4. Legal posture, denials and contested credibility
Prince Andrew has “unequivocally” denied Giuffre’s allegations, disputing the facts and at times saying he had no recollection of meeting her, while his legal team argued in court filings that Giuffre had a financial motive and sought to profit from the claims; Judge Lewis Kaplan denied Andrew’s early bid to dismiss the case in January 2022, allowing discovery to proceed before the parties reached an out‑of‑court settlement in February 2022 [4] [5] [3].
5. Settlement and its limits for public fact-finding
The February 2022 settlement resolved the civil suit without a trial, included an undisclosed payment and a statement that Andrew made no admission of liability and would not give a sworn statement in the lawsuit, which means many allegations were not tested in open court by cross‑examination and a jury verdict; reporting notes the settlement closed the case but left outstanding public debate over the facts [3] [8].
6. What the available sworn materials do — and do not — prove in a legal sense
Giuffre’s sworn statements provide detailed, consistent allegations about trafficking, Maxwell’s facilitating role, and specific encounters with Prince Andrew and others, and those claims formed the basis for civil litigation and later settlement; however, because some of her earlier affidavits were struck in other proceedings and the Andrew case ended in settlement rather than trial, the public record does not contain a judicial finding of guilt on those specific accusations [1] [4] [3].

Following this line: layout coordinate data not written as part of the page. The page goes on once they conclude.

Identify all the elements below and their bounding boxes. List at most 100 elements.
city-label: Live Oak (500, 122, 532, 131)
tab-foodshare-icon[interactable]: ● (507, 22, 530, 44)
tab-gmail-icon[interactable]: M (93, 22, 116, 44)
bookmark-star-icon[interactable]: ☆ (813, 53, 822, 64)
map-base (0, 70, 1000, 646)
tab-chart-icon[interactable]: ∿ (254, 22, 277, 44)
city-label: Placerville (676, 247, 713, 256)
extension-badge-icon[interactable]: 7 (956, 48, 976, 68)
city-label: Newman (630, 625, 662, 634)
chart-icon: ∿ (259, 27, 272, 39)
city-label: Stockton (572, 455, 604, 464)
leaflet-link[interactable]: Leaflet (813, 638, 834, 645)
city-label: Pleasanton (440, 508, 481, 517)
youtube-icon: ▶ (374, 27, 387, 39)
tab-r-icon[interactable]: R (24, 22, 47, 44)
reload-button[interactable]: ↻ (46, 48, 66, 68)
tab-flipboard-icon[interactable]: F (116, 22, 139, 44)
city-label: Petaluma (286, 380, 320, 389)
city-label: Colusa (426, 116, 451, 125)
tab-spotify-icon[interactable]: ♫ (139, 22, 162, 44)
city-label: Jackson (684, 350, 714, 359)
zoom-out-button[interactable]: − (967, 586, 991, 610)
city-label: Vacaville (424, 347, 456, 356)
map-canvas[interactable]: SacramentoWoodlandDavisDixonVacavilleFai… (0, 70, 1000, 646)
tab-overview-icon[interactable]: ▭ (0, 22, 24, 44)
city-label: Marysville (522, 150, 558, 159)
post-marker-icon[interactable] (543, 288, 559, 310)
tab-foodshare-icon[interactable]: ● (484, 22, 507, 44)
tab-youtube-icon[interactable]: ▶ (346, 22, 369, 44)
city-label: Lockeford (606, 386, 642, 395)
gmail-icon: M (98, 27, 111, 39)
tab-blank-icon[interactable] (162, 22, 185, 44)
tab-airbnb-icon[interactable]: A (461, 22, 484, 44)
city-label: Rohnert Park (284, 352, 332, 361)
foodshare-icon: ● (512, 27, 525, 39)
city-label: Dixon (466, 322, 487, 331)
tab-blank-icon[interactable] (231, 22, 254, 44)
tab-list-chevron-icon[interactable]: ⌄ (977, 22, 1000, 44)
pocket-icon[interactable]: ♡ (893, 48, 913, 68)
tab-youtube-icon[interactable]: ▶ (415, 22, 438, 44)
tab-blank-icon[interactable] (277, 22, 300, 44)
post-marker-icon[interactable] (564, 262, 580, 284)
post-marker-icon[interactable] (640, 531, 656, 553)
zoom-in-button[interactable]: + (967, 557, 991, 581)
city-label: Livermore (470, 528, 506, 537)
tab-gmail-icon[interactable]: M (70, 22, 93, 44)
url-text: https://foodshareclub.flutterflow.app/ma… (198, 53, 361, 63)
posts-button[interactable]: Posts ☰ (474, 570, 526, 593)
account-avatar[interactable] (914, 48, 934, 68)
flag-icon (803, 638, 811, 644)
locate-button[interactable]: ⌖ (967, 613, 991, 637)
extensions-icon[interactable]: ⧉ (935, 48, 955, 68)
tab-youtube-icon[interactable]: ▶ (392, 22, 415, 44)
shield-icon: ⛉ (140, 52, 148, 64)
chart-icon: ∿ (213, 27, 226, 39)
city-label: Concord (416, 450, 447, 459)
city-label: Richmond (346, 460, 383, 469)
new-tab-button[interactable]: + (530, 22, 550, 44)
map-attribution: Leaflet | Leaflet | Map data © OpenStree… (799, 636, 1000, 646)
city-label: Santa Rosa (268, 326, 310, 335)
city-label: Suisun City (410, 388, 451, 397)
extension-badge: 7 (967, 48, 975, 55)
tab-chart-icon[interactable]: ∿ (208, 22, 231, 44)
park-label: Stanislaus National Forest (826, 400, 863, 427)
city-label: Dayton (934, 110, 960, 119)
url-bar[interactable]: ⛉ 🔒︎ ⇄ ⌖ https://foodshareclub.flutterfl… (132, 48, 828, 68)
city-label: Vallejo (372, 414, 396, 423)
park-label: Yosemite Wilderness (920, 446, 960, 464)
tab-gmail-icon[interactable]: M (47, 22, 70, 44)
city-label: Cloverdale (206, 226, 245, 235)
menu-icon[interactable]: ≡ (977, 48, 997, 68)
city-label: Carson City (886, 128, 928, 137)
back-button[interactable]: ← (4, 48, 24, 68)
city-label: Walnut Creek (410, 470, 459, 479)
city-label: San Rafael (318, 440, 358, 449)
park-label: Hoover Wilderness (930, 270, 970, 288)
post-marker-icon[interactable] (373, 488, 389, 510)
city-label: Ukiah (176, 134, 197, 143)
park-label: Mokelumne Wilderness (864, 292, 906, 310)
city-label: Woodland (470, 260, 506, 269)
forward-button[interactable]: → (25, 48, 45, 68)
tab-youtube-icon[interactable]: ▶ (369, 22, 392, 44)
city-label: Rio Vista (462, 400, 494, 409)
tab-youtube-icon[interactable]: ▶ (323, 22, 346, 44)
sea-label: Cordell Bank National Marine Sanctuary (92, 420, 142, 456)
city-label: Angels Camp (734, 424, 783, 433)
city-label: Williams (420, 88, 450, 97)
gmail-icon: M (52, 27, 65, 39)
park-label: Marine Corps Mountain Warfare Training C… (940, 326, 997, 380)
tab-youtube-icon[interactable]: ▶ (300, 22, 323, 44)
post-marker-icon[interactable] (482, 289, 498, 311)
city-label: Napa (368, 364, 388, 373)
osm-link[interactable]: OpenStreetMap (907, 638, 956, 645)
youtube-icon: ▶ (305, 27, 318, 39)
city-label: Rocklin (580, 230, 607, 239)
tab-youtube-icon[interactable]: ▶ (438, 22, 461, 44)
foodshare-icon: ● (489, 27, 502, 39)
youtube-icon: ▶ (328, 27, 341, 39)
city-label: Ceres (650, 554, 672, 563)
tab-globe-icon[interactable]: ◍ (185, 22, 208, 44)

7. Competing narratives and institutional responses
Media coverage and legal filings record two competing narratives: Giuffre’s detailed trafficking and assault allegations supported by sworn declarations and contemporaneous assertions, and Andrew’s categorical denials and arguments about motive and memory; institutions — from U.S. courts that permitted the suit to proceed to British police whose investigations and decisions have been criticized — have contributed to the unsettled public record [4] [9] [5].